He paused impotently, cast an appealing glance at Malemute Kid, then laboriously placed the twenty pines, end on end, by sign language. Malemute Kid smiled with cheery cynicism; but Ruth's eyes were wide with wonder, and with pleasure; for she half believed he was joking, and such condescension pleased her poor woman's heart.

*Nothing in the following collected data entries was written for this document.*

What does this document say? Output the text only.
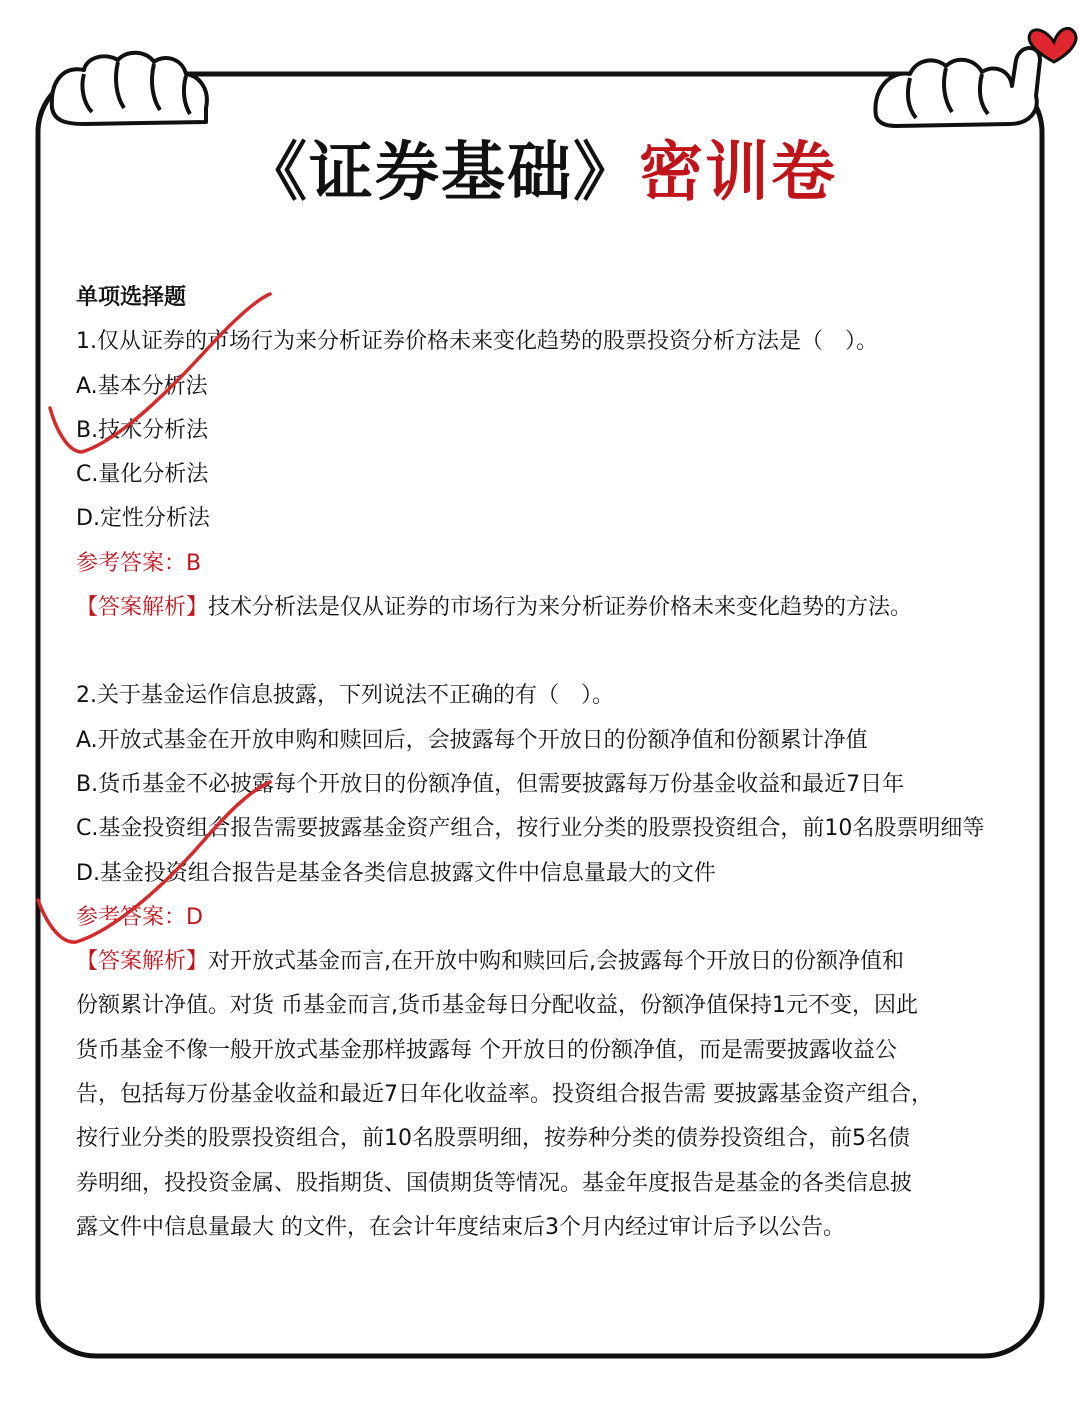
《证券基础》密训卷
单项选择题
1.仅从证券的市场行为来分析证券价格未来变化趋势的股票投资分析方法是（　）。
A.基本分析法
B.技术分析法
C.量化分析法
D.定性分析法
参考答案：B
【答案解析】技术分析法是仅从证券的市场行为来分析证券价格未来变化趋势的方法。
2.关于基金运作信息披露，下列说法不正确的有（　）。
A.开放式基金在开放申购和赎回后，会披露每个开放日的份额净值和份额累计净值
B.货币基金不必披露每个开放日的份额净值，但需要披露每万份基金收益和最近7日年
C.基金投资组合报告需要披露基金资产组合，按行业分类的股票投资组合，前10名股票明细等
D.基金投资组合报告是基金各类信息披露文件中信息量最大的文件
参考答案：D
【答案解析】对开放式基金而言,在开放中购和赎回后,会披露每个开放日的份额净值和
份额累计净值。对货 币基金而言,货币基金每日分配收益，份额净值保持1元不变，因此
货币基金不像一般开放式基金那样披露每 个开放日的份额净值，而是需要披露收益公
告，包括每万份基金收益和最近7日年化收益率。投资组合报告需 要披露基金资产组合，
按行业分类的股票投资组合，前10名股票明细，按券种分类的债券投资组合，前5名债
券明细，投投资金属、股指期货、国债期货等情况。基金年度报告是基金的各类信息披
露文件中信息量最大 的文件，在会计年度结束后3个月内经过审计后予以公告。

'And then you step into a--a box, and pouf! up you go.' He tossed his empty cup in the air by way of illustration and, as he deftly caught it, cried: 'And biff! down you come. Oh, great medicine men! You go Fort Yukon. I go Arctic City--twenty-five sleep--big string, all the time--I catch him string--I say, "Hello, Ruth! How are ye?"--and you say, "Is that my good husband?"--and I say, "Yes"--and you say, "No can bake good bread, no more soda"--then I say, "Look in cache, under flour; good-by." You look and catch plenty soda. All the time you Fort Yukon, me Arctic City. Hi-yu medicine man!' Ruth smiled so ingenuously at the fairy story that both men burst into laughter. A row among the dogs cut short the wonders of the Outside, and by the time the snarling combatants were separated, she had lashed the sleds and all was ready for the trail.--'Mush! Baldy! Hi! Mush on!' Mason worked his whip smartly and, as the dogs whined low in the traces, broke out the sled with the gee pole. Ruth followed with the second team, leaving Malemute Kid, who had helped her start, to bring up the rear. Strong man, brute that he was, capable of felling an ox at a blow, he could not bear to beat the poor animals, but humored them as a dog driver rarely does--nay, almost wept with them in their misery.
'Come, mush on there, you poor sore-footed brutes!' he murmured, after several ineffectual attempts to start the load. But his patience was at last rewarded, and though whimpering with pain, they hastened to join their fellows.
No more conversation; the toil of the trail will not permit such extravagance.
And of all deadening labors, that of the Northland trail is the worst. Happy is the man who can weather a day's travel at the price of silence, and that on a beaten track. And of all heartbreaking labors, that of breaking trail is the worst. At every step the great webbed shoe sinks till the snow is level with the knee. Then up, straight up, the deviation of a fraction of an inch being a certain precursor of disaster, the snowshoe must be lifted till the surface is cleared; then forward, down, and the other foot is raised perpendicularly for the matter of half a yard. He who tries this for the first time, if haply he avoids bringing his shoes in dangerous propinquity and measures not his length on the treacherous footing, will give up exhausted at the end of a hundred yards; he who can keep out of the way of the dogs for a whole day may well crawl into his sleeping bag with a clear conscience and a pride which passeth all understanding; and he who travels twenty sleeps on the Long Trail is a man whom the gods may envy.
The afternoon wore on, and with the awe, born of the White Silence, the voiceless travelers bent to their work. Nature has many tricks wherewith she convinces man of his finity--the ceaseless flow of the tides, the fury of the storm, the shock of the earthquake, the long roll of heaven's artillery--but the most tremendous, the most stupefying of all, is the passive phase of the White Silence. All movement ceases, the sky clears, the heavens are as brass; the slightest whisper seems sacrilege, and man becomes timid, affrighted at the sound of his own voice. Sole speck of life journeying across the ghostly wastes of a dead world, he trembles at his audacity, realizes that his is a maggot's life, nothing more.
Strange thoughts arise unsummoned, and the mystery of all things strives for utterance.
And the fear of death, of God, of the universe, comes over him--the hope of the Resurrection and the Life, the yearning for immortality, the vain striving of the imprisoned essence--it is then, if ever, man walks alone with God.
So wore the day away. The river took a great bend, and Mason headed his team for the cutoff across the narrow neck of land. But the dogs balked at the high bank. Again and again, though Ruth and Malemute Kid were shoving on the sled, they slipped back. Then came the concerted effort. The miserable creatures, weak from hunger, exerted their last strength. Up--up--the sled poised on the top of the bank; but the leader swung the string of dogs behind him to the right, fouling Mason's snowshoes. The result was grievous.